Mistake 3: Ignoring the colour-coding system
"Using the wrong colour cloth in an area defeats the entire purpose of colour-coding. A green cloth from front of house should never be in the kitchen. A red cloth from the toilets should never be anywhere near food. If you find a cloth in the wrong area, remove it immediately. Colour-coding only protects us if everyone follows it."
Mistake 4: Not checking stock levels
"Running out of paper rolls or clean cloths forces people to improvise—and improvisation with cloths means contamination. Check stock levels as part of your opening and closing checks. If blue centre-feed rolls are running low, report it immediately so we can restock before we run out. Never be in a position where the only option is to reuse a dirty cloth."
Mistake 5: Leaving dirty cloths on surfaces
"A used cloth left on a surface looks like a clean cloth to the next person who comes along. They might pick it up and use it, spreading whatever contamination was on it. The moment a cloth is used, it goes to dirty storage or the bin. Never leave it sitting on a counter, in a sink, or anywhere it could be mistaken for clean."

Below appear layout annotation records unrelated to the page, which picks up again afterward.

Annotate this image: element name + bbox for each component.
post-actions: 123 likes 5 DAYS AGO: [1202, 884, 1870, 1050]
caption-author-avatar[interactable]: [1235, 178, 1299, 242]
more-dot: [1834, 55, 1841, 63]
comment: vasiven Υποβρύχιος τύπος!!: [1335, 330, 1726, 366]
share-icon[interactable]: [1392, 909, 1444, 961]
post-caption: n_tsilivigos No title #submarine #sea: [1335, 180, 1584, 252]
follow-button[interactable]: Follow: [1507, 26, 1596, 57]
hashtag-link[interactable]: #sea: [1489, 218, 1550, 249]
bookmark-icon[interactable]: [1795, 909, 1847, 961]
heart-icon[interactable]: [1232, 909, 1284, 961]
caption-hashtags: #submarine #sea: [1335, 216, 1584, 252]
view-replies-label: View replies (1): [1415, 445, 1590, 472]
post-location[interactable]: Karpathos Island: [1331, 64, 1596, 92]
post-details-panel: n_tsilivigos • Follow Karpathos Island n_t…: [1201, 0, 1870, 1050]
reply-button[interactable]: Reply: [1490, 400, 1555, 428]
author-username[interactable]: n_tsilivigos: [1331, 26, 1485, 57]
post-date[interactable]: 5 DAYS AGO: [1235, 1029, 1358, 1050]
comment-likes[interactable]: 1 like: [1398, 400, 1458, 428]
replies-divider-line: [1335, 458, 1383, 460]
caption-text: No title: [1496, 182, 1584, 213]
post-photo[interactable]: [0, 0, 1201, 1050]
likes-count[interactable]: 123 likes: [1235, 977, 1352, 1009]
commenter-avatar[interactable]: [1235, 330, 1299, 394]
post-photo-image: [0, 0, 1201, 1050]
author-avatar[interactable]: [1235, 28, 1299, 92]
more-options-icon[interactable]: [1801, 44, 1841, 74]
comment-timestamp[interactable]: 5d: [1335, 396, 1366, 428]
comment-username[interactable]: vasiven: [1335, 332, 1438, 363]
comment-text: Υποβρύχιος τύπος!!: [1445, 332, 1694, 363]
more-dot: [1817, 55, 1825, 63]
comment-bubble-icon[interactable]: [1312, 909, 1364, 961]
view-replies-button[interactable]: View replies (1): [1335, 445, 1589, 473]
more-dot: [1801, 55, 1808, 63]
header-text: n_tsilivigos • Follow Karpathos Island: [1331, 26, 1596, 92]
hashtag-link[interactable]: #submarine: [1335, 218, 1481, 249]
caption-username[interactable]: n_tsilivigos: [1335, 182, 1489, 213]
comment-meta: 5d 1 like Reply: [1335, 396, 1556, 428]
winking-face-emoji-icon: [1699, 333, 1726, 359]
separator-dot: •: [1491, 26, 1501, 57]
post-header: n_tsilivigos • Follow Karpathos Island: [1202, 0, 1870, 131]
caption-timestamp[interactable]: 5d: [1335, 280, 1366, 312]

Mistake 6: Laundering at the wrong temperature
"Reusable cloths must be washed at 90°C to properly kill bacteria. Lower temperatures—even 60°C—won't achieve the same level of disinfection. If your laundry equipment can't reach 90°C, you need to address that or switch to single-use disposable options. A cloth washed at the wrong temperature can still harbour bacteria."

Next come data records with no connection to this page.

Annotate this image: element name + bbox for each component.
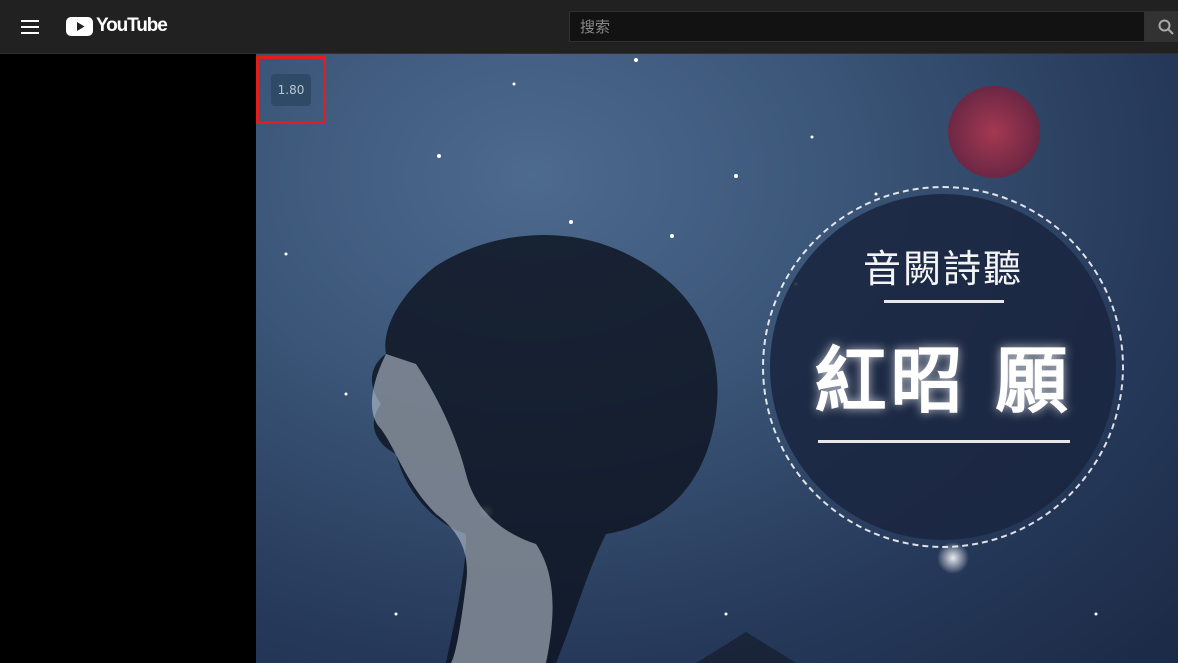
logo-text: YouTube — [96, 15, 168, 36]
search-input[interactable] — [569, 11, 1145, 42]
divider-bottom — [818, 440, 1070, 443]
player-left-letterbox — [0, 54, 256, 663]
cover-subtitle: 音闕詩聽 — [862, 247, 1023, 291]
cover-title: 紅昭 願 — [814, 338, 1072, 423]
divider-top — [884, 300, 1004, 303]
search-button[interactable] — [1144, 11, 1178, 42]
youtube-logo[interactable]: YouTube — [66, 14, 168, 38]
search-icon — [1158, 19, 1174, 35]
hamburger-menu-icon[interactable] — [14, 11, 46, 43]
youtube-play-icon — [66, 16, 93, 36]
top-bar: YouTube — [0, 0, 1178, 54]
playback-speed-badge[interactable]: 1.80 — [271, 74, 311, 106]
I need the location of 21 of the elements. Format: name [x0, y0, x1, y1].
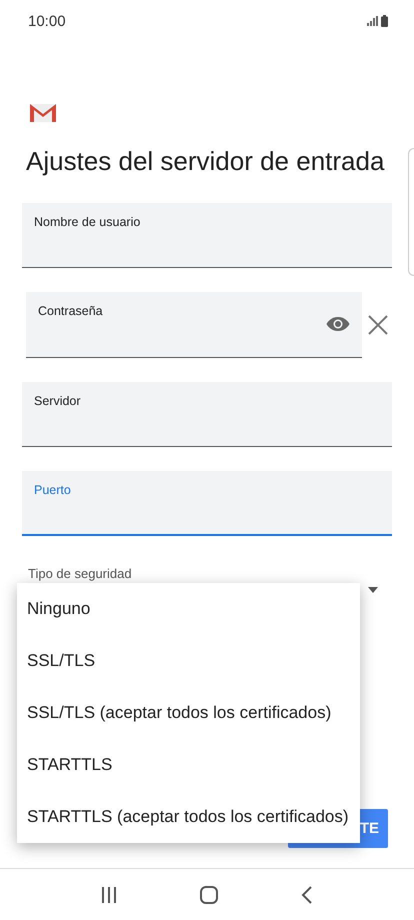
- menu-item[interactable]: STARTTLS (aceptar todos los certificados): [17, 791, 360, 843]
- input-field[interactable]: Servidor: [22, 382, 392, 447]
- input-field[interactable]: Nombre de usuario: [22, 203, 392, 268]
- close-icon[interactable]: [368, 315, 388, 335]
- status-time: 10:00: [28, 12, 66, 30]
- back-icon[interactable]: [300, 886, 313, 904]
- security-label: Tipo de seguridad: [28, 566, 133, 581]
- page-title: Ajustes del servidor de entrada: [26, 146, 386, 177]
- input-field[interactable]: Puerto: [22, 471, 392, 536]
- home-icon[interactable]: [200, 886, 218, 904]
- eye-icon[interactable]: [326, 316, 350, 332]
- menu-item[interactable]: SSL/TLS: [17, 635, 360, 687]
- menu-item[interactable]: SSL/TLS (aceptar todos los certificados): [17, 687, 360, 739]
- recent-apps-icon[interactable]: [101, 886, 118, 904]
- menu-item[interactable]: Ninguno: [17, 583, 360, 635]
- dropdown-caret-icon[interactable]: [368, 587, 378, 593]
- menu-item[interactable]: STARTTLS: [17, 739, 360, 791]
- mail-logo-icon: [30, 104, 56, 122]
- signal-icon: [367, 16, 378, 26]
- input-field[interactable]: Contraseña: [26, 292, 362, 358]
- battery-icon: [381, 15, 388, 27]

Mistake 7: Using material cloths when paper would be safer
"If you're currently using material cloths in situations where contamination risk is high, consider switching to single-use disposable paper rolls. Yes, material cloths seem more economical, but if they're not being used correctly—one task only, proper storage, 90°C laundering—then single-use paper is the safer option. The cost of paper rolls is nothing compared to the cost of a contamination incident."
Step 6: Key takeaways
Finish your video by reinforcing the critical points.
"Let me recap the cloth use rules you need to remember:
Why it matters: Cloths are one of the biggest sources of cross-contamination in the kitchen—both bacteria and allergens. Every time you wipe a surface, the cloth picks up whatever was there and transfers it to the next surface you touch.
Single-use is safest: Wherever there's a contamination risk, use single-use blue centre-feed paper rolls. One use, then dispose. This is the safest option for preventing cross-contamination.
One cloth, one task: If using reusable cloths, each cloth is for one task only. Once used, it goes straight to dirty cloth storage—never back with clean cloths, never left on surfaces.
Colour-coding is critical: Follow our colour-coding system without exception. Green for front of house, blue for kitchen, red for toilets. Red cloths never enter food areas. If you see the wrong colour in an area, remove it immediately.
Oven cloths stay put: Oven cloths and chefs' cloths are for handling hot items only. Don't carry them around, don't wipe surfaces with them, don't use them as hand towels. Collect when needed, return immediately after use.
90°C laundering: Reusable cloths must be washed at 90°C to properly disinfect them. Lower temperatures don't kill bacteria effectively.
Stock levels matter: Check paper roll and clean cloth supplies during opening and closing checks. Running out forces people to improvise, and improvisation means contamination.
Corrective action: If a dirty cloth has been used incorrectly, re-clean and disinfect any surfaces, utensils, or equipment it may have touched before putting them back into use.
Cloth use seems simple, but getting it wrong can spread contamination faster than almost anything else in the kitchen. Follow these rules every time, with every cloth, and you'll prevent a major source of cross-contamination in your operation."